Implementing Voice Commands
<!DOCTYPE html>
<html>
<head>
<title>Voice Commands</title>
</head>
<body>
<h2>Media Control Voice Commands</h2>
<button id="startBtn">Start Listening</button>
<div id="output"></div>
<div id="commands"></div>
<div id="status">Status: Ready</div>
<script>
if ('SpeechRecognition' in window || 'webkitSpeechRecognition' in window) {
const recognition = new (window.SpeechRecognition || window.webkitSpeechRecognition)();
recognition.continuous = true;
recognition.interimResults = false;
// Event handler for when speech is recognized
recognition.onresult = (event) => {
const result = event.results[event.results.length - 1][0].transcript;
document.getElementById('output').innerHTML = 'Recognized speech: ' + result;
// Process the recognized speech
processSpeech(result);
};
// Function to process the recognized speech
function processSpeech(speech) {
const commandDiv = document.getElementById('commands');
const statusDiv = document.getElementById('status');
const lowerSpeech = speech.toLowerCase();
// Perform actions based on the recognized speech
if (lowerSpeech.includes('play')) {
commandDiv.innerHTML = 'Command: Play';
statusDiv.innerHTML = 'Status: Playing...';
// Perform play action
} else if (lowerSpeech.includes('stop')) {
commandDiv.innerHTML = 'Command: Stop';
statusDiv.innerHTML = 'Status: Stopped';
// Perform stop action
} else if (lowerSpeech.includes('volume up')) {
commandDiv.innerHTML = 'Command: Volume Up';
statusDiv.innerHTML = 'Status: Volume increased';
// Perform volume up action
} else if (lowerSpeech.includes('volume down')) {
commandDiv.innerHTML = 'Command: Volume Down';
statusDiv.innerHTML = 'Status: Volume decreased';
// Perform volume down action
} else {
commandDiv.innerHTML = 'Unrecognised speech';
statusDiv.innerHTML = 'Status: Command not found';
}
}
document.getElementById('startBtn').onclick = () => {
recognition.start();
document.getElementById('status').innerHTML = 'Status: Listening...';
};
} else {
document.getElementById('output').innerHTML = 'Speech recognition not supported';
}
</script>
</body>
</html>
Explanation
In the updated code snippet, we have extended the processSpeech function to include voice commands such as "play," "stop," "volume up," and "volume down." When the recognized speech matches any of these commands, the corresponding actions are performed. You can customise the voice commands and actions based on your application's requirements.

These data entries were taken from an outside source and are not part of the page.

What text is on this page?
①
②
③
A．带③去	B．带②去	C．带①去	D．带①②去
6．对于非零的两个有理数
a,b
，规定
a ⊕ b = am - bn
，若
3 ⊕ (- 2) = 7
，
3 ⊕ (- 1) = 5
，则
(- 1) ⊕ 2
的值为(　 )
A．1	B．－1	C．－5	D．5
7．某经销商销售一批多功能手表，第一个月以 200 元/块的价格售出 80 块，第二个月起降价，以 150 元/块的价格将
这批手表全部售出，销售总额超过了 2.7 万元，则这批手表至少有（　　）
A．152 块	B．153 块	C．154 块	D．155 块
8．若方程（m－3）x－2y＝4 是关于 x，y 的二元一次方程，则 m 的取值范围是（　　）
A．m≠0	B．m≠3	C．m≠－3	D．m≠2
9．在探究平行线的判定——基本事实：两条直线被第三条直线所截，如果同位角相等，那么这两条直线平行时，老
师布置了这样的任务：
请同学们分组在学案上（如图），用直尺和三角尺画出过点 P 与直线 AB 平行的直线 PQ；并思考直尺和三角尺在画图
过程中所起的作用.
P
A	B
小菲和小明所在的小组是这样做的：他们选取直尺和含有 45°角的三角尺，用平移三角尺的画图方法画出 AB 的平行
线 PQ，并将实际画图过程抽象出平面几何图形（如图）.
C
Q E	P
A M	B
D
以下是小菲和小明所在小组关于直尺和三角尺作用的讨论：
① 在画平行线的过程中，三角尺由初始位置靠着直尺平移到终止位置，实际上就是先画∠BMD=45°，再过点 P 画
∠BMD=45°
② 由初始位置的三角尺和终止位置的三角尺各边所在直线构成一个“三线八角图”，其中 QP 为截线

If the recognized speech matches any of the voice commands, the corresponding message will appear on the webpage. For example, if the user says "play," the page will display "Command: Play" and update the status. If the recognized speech does not match any predefined commands, it will show "Unrecognised speech."
Browser Compatibility
The Web Speech API is supported in most modern browsers including Chrome, Firefox, Safari, and Edge. However, some browsers may require the webkit prefix, which is why we check for both SpeechRecognition and webkitSpeechRecognition in our code.
Key Points
- Always check browser support before implementing speech recognition
- Use
continuous: truefor ongoing speech recognition - Convert speech to lowercase for better command matching
- Provide user feedback for recognized commands and status updates
- Handle unrecognized speech gracefully with appropriate messages
Conclusion
Voice-controlled applications offer an intuitive and convenient way for users to interact with technology. By leveraging JavaScript and the Speech Recognition APIs, developers can build powerful voice-controlled applications that enhance user experience and accessibility.